Stiamo parlando di via Bosco Lucarelli, ovvero della strada comunale Baraccone come
riportano le planimetrie comunali, dove negli ultimi decenni abbiamo assistito ad una
pianificazione incontrollata, confusa, disordinata, mal funzionante; una trasformazione
urbana che continuerà sulle aree libere destinate ad accogliere alloggi residenziali
popolari e privati.
La situazione è sotto gli occhi di tutti! Un rione concepito come luogo dell’assenza di
forme, di relazioni, di gusto, interpretato come lo scarto del paese, di poco valore e
indegno di attenzione. Privo di qualità urbana, di servizi, di collegamenti, di accessi
che facilitano la mobilità, di spazi di aggregazione, di verde pubblico attrezzato, di
parcheggi, di livelli adeguati di sicurezza.
Sconcertante è l’affermazione che si udisce tra i ragazzi in strada che, incontrandosi
lungo la via sostengono “andiamo a San Giorgio” Sic.

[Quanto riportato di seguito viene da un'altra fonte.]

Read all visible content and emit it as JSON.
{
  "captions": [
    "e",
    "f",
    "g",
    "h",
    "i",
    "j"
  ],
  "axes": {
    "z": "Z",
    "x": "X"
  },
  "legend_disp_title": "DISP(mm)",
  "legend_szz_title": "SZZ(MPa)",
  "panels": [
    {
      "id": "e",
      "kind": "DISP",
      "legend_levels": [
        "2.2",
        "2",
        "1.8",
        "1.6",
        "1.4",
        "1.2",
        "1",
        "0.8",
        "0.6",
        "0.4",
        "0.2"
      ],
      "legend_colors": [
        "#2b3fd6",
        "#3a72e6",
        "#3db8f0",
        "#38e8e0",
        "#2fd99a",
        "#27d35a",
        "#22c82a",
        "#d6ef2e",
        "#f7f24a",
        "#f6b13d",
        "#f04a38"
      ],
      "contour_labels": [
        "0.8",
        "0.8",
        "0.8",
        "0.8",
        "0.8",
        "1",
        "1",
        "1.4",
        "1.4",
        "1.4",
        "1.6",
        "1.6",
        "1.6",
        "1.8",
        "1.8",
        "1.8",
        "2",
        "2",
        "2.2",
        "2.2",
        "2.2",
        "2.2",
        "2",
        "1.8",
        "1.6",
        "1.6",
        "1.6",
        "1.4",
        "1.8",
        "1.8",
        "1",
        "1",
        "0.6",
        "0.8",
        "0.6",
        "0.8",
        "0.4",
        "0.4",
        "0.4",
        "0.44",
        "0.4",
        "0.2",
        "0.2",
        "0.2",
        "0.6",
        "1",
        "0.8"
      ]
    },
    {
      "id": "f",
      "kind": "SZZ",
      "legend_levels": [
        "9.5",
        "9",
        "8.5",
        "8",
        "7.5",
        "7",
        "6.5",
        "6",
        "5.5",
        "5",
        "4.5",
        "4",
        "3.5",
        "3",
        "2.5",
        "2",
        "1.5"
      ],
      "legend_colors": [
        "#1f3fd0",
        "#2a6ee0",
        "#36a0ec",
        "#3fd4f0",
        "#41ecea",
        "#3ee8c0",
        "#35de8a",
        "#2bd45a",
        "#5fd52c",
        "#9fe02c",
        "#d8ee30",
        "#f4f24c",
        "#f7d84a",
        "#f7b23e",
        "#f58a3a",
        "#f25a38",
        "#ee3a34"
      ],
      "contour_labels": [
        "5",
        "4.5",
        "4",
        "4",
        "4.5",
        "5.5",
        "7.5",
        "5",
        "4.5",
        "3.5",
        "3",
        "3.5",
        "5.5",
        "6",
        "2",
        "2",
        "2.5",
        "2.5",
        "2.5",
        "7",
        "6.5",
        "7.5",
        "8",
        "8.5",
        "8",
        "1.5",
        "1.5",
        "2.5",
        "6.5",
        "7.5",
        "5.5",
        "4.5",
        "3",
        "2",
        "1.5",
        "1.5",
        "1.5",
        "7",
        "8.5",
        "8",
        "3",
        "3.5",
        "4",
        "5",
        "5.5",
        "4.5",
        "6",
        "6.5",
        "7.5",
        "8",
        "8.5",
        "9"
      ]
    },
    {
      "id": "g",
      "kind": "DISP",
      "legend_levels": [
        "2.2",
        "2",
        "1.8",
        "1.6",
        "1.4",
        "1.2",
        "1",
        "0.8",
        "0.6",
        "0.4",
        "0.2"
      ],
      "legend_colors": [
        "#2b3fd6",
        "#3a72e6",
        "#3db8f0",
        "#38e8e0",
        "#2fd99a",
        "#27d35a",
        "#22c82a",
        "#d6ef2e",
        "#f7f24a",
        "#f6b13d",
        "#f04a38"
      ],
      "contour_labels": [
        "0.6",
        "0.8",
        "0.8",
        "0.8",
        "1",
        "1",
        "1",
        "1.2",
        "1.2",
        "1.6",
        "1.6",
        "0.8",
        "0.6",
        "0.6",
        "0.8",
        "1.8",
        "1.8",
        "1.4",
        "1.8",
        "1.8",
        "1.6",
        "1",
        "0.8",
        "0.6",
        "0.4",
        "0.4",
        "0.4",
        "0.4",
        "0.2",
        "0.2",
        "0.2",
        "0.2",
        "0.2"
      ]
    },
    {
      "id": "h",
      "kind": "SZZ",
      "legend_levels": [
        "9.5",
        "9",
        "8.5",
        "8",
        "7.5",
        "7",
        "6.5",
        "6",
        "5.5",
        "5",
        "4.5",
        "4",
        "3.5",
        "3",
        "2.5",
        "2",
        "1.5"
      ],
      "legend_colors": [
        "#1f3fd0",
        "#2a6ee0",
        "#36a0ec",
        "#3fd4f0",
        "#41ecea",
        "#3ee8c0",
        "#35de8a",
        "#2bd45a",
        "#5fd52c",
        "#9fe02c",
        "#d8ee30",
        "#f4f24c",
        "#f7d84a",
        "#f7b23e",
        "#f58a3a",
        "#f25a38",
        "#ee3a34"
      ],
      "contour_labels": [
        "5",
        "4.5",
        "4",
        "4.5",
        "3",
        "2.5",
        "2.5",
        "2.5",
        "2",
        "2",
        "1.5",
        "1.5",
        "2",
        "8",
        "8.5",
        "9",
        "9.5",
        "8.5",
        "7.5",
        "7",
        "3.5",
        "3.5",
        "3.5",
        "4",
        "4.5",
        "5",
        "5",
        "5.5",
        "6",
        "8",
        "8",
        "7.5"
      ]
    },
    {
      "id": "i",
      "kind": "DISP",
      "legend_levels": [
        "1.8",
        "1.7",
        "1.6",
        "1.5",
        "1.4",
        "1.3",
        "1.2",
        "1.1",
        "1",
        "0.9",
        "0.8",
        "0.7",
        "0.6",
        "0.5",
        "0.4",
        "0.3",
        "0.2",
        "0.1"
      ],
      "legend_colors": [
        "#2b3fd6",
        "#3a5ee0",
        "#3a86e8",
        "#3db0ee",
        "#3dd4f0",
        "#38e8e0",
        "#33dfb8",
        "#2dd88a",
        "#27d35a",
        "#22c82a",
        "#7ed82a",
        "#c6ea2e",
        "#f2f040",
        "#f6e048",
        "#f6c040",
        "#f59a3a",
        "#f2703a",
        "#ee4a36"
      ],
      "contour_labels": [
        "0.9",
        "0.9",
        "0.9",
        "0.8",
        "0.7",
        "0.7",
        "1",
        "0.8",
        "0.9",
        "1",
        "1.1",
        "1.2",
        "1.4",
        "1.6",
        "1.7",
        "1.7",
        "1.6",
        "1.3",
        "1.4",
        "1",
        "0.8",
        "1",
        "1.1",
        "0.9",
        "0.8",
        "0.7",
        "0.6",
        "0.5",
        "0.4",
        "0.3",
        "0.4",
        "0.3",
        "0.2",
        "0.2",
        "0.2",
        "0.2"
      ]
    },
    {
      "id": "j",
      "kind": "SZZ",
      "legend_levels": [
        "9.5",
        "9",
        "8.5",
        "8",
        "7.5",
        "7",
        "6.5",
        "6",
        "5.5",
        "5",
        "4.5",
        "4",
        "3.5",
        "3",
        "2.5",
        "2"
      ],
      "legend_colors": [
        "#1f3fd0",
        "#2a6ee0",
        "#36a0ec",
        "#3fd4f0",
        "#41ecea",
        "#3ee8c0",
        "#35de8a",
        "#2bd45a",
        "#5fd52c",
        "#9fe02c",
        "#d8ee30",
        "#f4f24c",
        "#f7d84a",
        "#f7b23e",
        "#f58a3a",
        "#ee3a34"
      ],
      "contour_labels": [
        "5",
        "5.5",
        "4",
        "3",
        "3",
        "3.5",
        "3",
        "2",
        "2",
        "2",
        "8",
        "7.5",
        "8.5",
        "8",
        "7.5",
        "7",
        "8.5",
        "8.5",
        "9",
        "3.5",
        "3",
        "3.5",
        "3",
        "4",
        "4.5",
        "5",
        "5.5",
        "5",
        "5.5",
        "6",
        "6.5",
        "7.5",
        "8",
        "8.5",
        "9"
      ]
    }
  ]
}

Questo disagio sociale sta creando un contesto fragile con effetti negativi su tutti gli
abitanti della zona, che mina la fiducia nelle istituzioni da parte di chi ci abita
mettendo in rischio la possibilità di un’area di risollevarsi.
La politica pubblica dovrebbe orientarsi non ai interventi puntuali, di poco valore, ma
affrontare con un approccio organico tutte le problematiche di via Bosco Lucarelli e
aree limitrofe, utilizzando un programma complesso di integrazione del costruito e
adottando una strategia che ha il fine di rendere vivibile e sostenibile lo spazio urbano.
Ma il presupposto per attuare queste politiche è una seria conoscenza delle
problematiche del territorio e delle condizioni e delle esigenze di chi ci abita.